Moscú sintió esta semana algo que el Kremlin ha intentado vender como lejano y controlado: la guerra ya no está confinada al frente, sino que se acerca a los centros neurálgicos de la capital. Según informó El País, Ucrania lanzó uno de sus mayores bombardeos con drones sobre la región moscovita y, en apenas siete días, golpeó por segunda vez la principal refinería de la ciudad. El mensaje es claro: la infraestructura energética rusa también puede ser vulnerada en la retaguardia, y esa vulnerabilidad tiene consecuencias políticas, económicas y psicológicas.
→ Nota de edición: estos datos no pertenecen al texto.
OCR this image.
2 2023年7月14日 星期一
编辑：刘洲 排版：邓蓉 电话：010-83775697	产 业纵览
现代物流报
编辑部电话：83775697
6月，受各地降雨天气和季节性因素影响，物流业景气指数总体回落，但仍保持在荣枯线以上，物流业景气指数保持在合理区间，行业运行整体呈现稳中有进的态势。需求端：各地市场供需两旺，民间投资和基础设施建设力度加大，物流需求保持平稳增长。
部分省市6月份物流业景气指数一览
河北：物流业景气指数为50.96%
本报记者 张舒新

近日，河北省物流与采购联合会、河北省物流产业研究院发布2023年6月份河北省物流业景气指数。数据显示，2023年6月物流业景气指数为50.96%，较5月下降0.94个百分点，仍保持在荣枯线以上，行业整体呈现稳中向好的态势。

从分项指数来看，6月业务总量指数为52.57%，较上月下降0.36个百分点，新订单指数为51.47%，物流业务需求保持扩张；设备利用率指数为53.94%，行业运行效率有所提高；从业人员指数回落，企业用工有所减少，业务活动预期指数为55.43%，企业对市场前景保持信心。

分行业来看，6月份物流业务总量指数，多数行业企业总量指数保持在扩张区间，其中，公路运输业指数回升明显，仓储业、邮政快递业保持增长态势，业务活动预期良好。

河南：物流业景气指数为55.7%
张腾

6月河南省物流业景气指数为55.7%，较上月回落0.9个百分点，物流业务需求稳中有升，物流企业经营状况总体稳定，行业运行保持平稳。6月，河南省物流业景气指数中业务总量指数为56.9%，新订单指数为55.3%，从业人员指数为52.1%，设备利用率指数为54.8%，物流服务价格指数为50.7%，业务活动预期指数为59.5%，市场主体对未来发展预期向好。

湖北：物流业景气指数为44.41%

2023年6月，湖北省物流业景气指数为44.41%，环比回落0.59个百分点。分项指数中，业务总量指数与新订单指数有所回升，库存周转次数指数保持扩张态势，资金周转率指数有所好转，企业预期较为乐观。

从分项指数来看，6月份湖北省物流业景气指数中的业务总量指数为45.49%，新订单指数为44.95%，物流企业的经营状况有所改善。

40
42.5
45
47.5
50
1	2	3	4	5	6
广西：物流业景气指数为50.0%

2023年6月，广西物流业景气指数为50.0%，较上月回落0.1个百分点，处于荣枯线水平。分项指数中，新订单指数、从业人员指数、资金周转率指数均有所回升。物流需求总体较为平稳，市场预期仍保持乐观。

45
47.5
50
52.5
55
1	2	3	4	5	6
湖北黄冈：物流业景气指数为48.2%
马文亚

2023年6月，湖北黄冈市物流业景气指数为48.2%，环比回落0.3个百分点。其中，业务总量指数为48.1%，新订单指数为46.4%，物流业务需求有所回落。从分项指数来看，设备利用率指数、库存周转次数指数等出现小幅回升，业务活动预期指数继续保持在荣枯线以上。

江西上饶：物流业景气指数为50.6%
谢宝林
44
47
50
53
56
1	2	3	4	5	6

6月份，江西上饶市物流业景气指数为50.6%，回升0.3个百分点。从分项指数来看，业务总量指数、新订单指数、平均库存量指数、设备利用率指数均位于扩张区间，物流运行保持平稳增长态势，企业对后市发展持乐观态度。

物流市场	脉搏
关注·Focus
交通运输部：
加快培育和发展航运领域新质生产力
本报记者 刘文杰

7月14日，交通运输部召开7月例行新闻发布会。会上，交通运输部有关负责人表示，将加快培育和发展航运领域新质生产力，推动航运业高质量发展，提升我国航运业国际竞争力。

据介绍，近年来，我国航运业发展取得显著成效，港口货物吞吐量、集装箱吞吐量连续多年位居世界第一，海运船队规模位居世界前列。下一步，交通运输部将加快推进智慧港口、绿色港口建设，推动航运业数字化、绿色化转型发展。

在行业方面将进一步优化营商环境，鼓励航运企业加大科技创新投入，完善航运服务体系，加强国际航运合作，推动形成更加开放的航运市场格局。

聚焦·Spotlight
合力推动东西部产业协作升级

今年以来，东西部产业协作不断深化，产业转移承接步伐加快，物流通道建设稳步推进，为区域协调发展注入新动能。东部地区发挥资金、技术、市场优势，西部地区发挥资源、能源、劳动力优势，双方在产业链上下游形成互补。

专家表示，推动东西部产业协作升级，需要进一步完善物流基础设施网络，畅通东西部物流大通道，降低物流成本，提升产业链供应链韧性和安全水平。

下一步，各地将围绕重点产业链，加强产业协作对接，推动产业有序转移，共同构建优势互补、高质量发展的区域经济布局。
El impacto inmediato va más allá del humo y las explosiones. Una refinería no es solo una instalación industrial; es una pieza central para el suministro de combustibles, el transporte y la logística de un país que vive bajo sanciones, tensiones en su aparato productivo y un esfuerzo bélico prolongado. Cada ataque de este tipo obliga a Rusia a gastar más en defensa aérea, protección de activos estratégicos y reparaciones, mientras la población urbana observa cómo la guerra entra en su paisaje cotidiano. De acuerdo con la cobertura de El País, entre los residentes de Moscú conviven el agotamiento, la preocupación y una sensación creciente de que los proyectiles pueden caer cada vez más cerca.
Pero el dato políticamente más relevante es otro: ese malestar no se ha traducido, por ahora, en un rechazo masivo a la ofensiva de Vladimir Putin. La sociedad rusa, o al menos la porción que las encuestas y el clima público dejan ver, sigue sosteniendo en su mayoría la narrativa oficial de la guerra. Ahí está la paradoja que define este momento: la capital sufre más presión, el costo material sube y la angustia se normaliza, pero el respaldo al poder no se rompe. Eso ayuda a explicar por qué el Kremlin mantiene el pulso bélico pese al desgaste y por qué Ucrania insiste en ampliar el alcance de sus ataques: busca no solo dañar instalaciones, sino erosionar la sensación de control que sostiene al régimen.
La escena de Moscú resume el estado actual del conflicto: una guerra de desgaste que ya no se mide únicamente por kilómetros de territorio ocupado, sino por la capacidad de cada bando para imponer costos en la vida diaria del otro. Para los rusos de a pie, el problema no es solo si el frente avanza o retrocede, sino cuánto más puede estirarse una economía presionada y cuánto tiempo puede convivir la población con la idea de que la capital también es una zona de riesgo. Esa es, quizá, la señal más inquietante: la guerra está dejando de ser una noticia del frente para convertirse en una condición permanente del centro del país.